Tampilkan postingan dengan label Introvert. Tampilkan semua postingan
Tampilkan postingan dengan label Introvert. Tampilkan semua postingan

Kamis, 30 April 2026

Introvert Di Adopsi?

Pada forum yang resmi, semua orang adalah asing, aturan jelas, maka sebagai seorang social introvert (saya tidak asal mendeklarasikan diri ya, ini sudah ada hasil test nya) seperti saya tidak ada halangan rintangan atau apapun yang mencegah saya masuk kedalam forum tersebut dengan sangat gemilang. Saya bisa mengeluarkan pendapat, sanggahan dan sebagainya dengan lancar seperti seorang adult profesional. Wkwk.  Contohnya adalah forum atau kelompok di pekerjaan. 

Tapi, jika itu adalah pertemuan yang lebih santai seperti misalnya reuni atau ngopi bareng dengan jumlah peserta lebih dari 3 orang, atau misalnya temanku bawa temannya lagi, entah kenapa saya sangat canggung. Harusnya nggak entah kenapa sih, itu adalah hal lumrah di kehidupan saya. Cuma dengan perbedaan yang mencolok antara kehidupan kerja dan kehidupan pribadi, "Orang asing" agak mengernyitkan kening. Dan saya MALAS nggak bisa menjelaskannya. 

Saya punya teman, lingkupnya sangat kecil. Lalu bagaimana saya biasanya menemukan mereka dan akhirnya berteman? Saya diadopsi oleh mereka. Wkwkk.

Istilah "introvert diadopsi" (oleh ekstrovert) merujuk pada dinamika sosial di mana seorang ekstrovert mengambil inisiatif untuk menjalin pertemanan, membawa introvert ke lingkungan baru, dan membuat suasana lebih cair.

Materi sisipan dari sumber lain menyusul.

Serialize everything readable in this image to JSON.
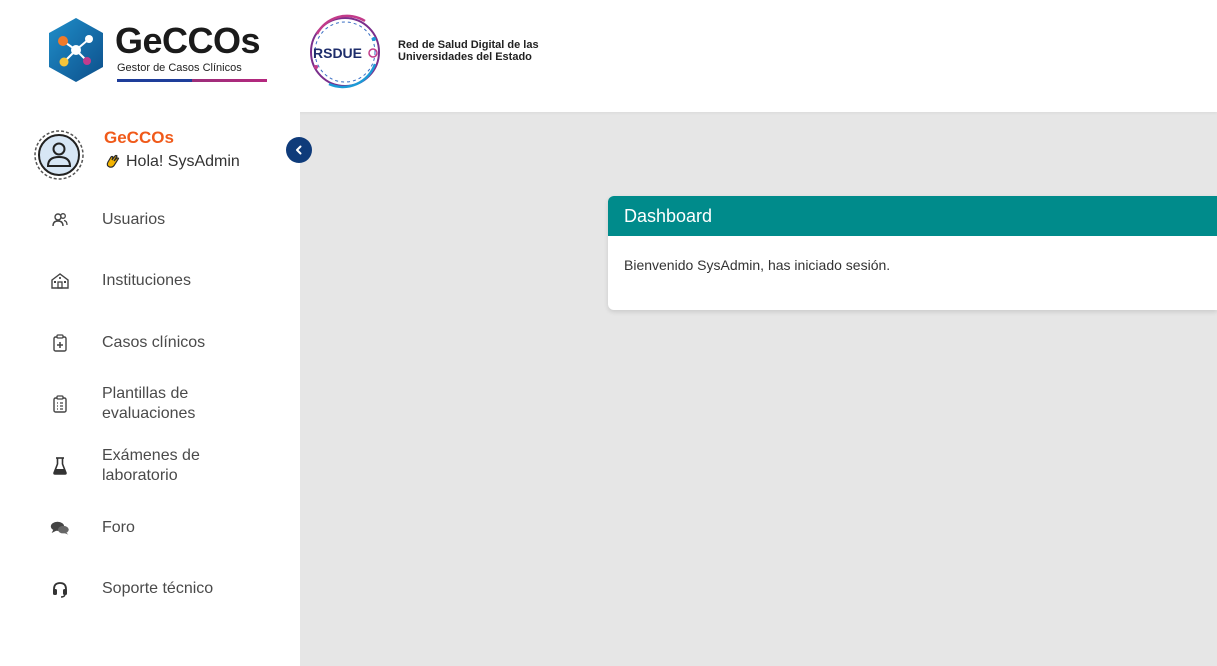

Ini terjadi karena ekstrovert adalah inisiator sosial, sementara introvert lebih hemat energi dan merasa aman dengan pendamping yang aktif pada suatu forum santai. 

Menurut chatgpt, berikut adalah alasan kenapa introvert sering "diadopsi":
  1. Ekstrovert aktif membuka percakapan dan membawa suasana sosial, sementara introvert (sebagai yang "diadopsi") sering kali menjadi pendengar yang baik, pendalam hubungan, dan penstabil emosi.
  2. Ekstrovert mendapatkan energi dari berinteraksi, sehingga mereka senang merangkul orang lain, termasuk membawa introvert ke acara sosial.
  3. Introvert cenderung hemat energi dan lebih memilih lingkungan yang akrab. Diadopsi oleh ekstrovert membantu mereka bersosialisasi tanpa harus memimpin interaksi.
  4. Dalam hubungan, ekstrovert sering bertindak sebagai co-regulator (penstabil mood), membuat introvert merasa aman di bawah "asuhan" sosial mereka.
Ini bukan soal dominasi, melainkan hubungan timbal balik di mana ekstrovert membutuhkan teman bicara yang suportif seperti introvert, dan introvert membutuhkan jembatan untuk keluar dari zona nyaman seperti ekstrovert. 

Menurut teman saya yang mengasessment saya, Introvert sendiri dibagi menjadi beberapa macam. Dan Sosial Introvert seperti saya memiliki ciri mencolok seperti : 
  1. Introvert sosial lebih memilih bergaul dengan sedikit orang atau orang yang sudah dikenal. Menurut para terapis, tanda-tanda introvert sosial adalah:Hanya bergaul dengan teman-teman dekat atau komunikasi empat mata;
  2. Menikmati aktivitas sendirian tanpa merasa kesepian;
  3. Merasa lelah setelah berinteraksi dengan orang banyak untuk waktu lama;
  4. Lebih memilih komunikasi lewat teks atau daring.
Contoh social introvert adalah Rhea Freeman, mentor dan penulis You’ve Got This sering menjadi pembicara di depan umum, termasuk di radio dan TV. Padahal, ia seorang introvert.

Ketika mendengar istilah introvert, kita sering berfikir bahwa sama dengan pemalu. Padahal aslinya beda sekali. Introvert tidak sama dengan pemalu. Introvert adalah tipe kepribadian yang memfokuskan energi pada dunia internal (pikiran/perasaan) dan butuh menyendiri untuk mengisi energi. Pemalu adalah rasa takut, cemas, atau ketidaknyamanan dalam situasi sosial. Introvert bisa sangat percaya diri, hanya saja lebih suka situasi tenang.